In the real world, Leadership is looked upon to provide solutions to problems as daunting. For Leaders are only required wherever the task is complex. A simple, routine task does not need leadership. The goal of the leader is clear – to enable the achievement of a goal by motivating the group or team. However as we can see from the story, the world of mice and of men is beset by problems that do not find easy solutions. Given the facts, what are the qualities needed of a leader?
Vision is often seen as a fundamental attribute of a leader – the ability to visualize the attainment of a goal and to believe in the necessity of that goal. From Buddha to Hitler, people who have influenced others towards working for a purpose have had this ability. The obvious faith of the leader is an inspiration to his followers. Historically “leaders” have been people with a vision of their own which they have successfully “transferred” to their followers.
Today, however, the ability to combine the talents of a group of people and build a vision that appeals to each of them so that they will work together to achieve that common goal is of more significance. In this case the Leader is the person who synthesises others’ goals to arrive at a vision. In Management this ability is what substitutes “vision” in the traditionally understood sense.

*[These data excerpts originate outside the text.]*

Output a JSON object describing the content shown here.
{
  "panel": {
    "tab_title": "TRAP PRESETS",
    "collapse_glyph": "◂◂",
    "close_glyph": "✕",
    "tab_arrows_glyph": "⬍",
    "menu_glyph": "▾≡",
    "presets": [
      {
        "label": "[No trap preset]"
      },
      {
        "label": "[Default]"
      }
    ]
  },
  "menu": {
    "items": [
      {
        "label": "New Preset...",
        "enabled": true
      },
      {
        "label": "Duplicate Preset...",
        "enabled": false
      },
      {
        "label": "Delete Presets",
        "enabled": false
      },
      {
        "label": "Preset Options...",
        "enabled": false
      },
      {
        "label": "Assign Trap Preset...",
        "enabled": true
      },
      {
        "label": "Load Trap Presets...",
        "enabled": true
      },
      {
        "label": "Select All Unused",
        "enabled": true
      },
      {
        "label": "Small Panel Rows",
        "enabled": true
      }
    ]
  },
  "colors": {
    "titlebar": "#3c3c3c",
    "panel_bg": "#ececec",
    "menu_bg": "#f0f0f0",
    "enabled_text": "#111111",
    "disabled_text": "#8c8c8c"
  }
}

Having articulated the common objective, it is also the leader’s task to motivate the team in order to achieve the goals. The ability to motivate people with their individual attitudes and preferences so that they work “together” towards achieving the objective is the challenge for leadership today. As such, qualities like Creativity, Openness and Dedication inspire teams to follow the direction charted out by the leader. Integrity is an important attribute of a good leader as this gives people the impression that the leader can be trusted and relied on.
It is upto the leader to mull over strategies like “who will bell the cat” or “how can the cat be belled” ; it is also upto him to decide the extent of risk that it is possible to undertake. People have literally laid down their lives for the achievement of goals as personal as Alexander’s - to rule the world. While such situations no longer exist, at least in the context of the corporate world, risk-benefit analyses are no less daunting and the ability to rally forces around a robust bottomline is just as rare. An emphasis on leadership skills is therefore an eternal requirement.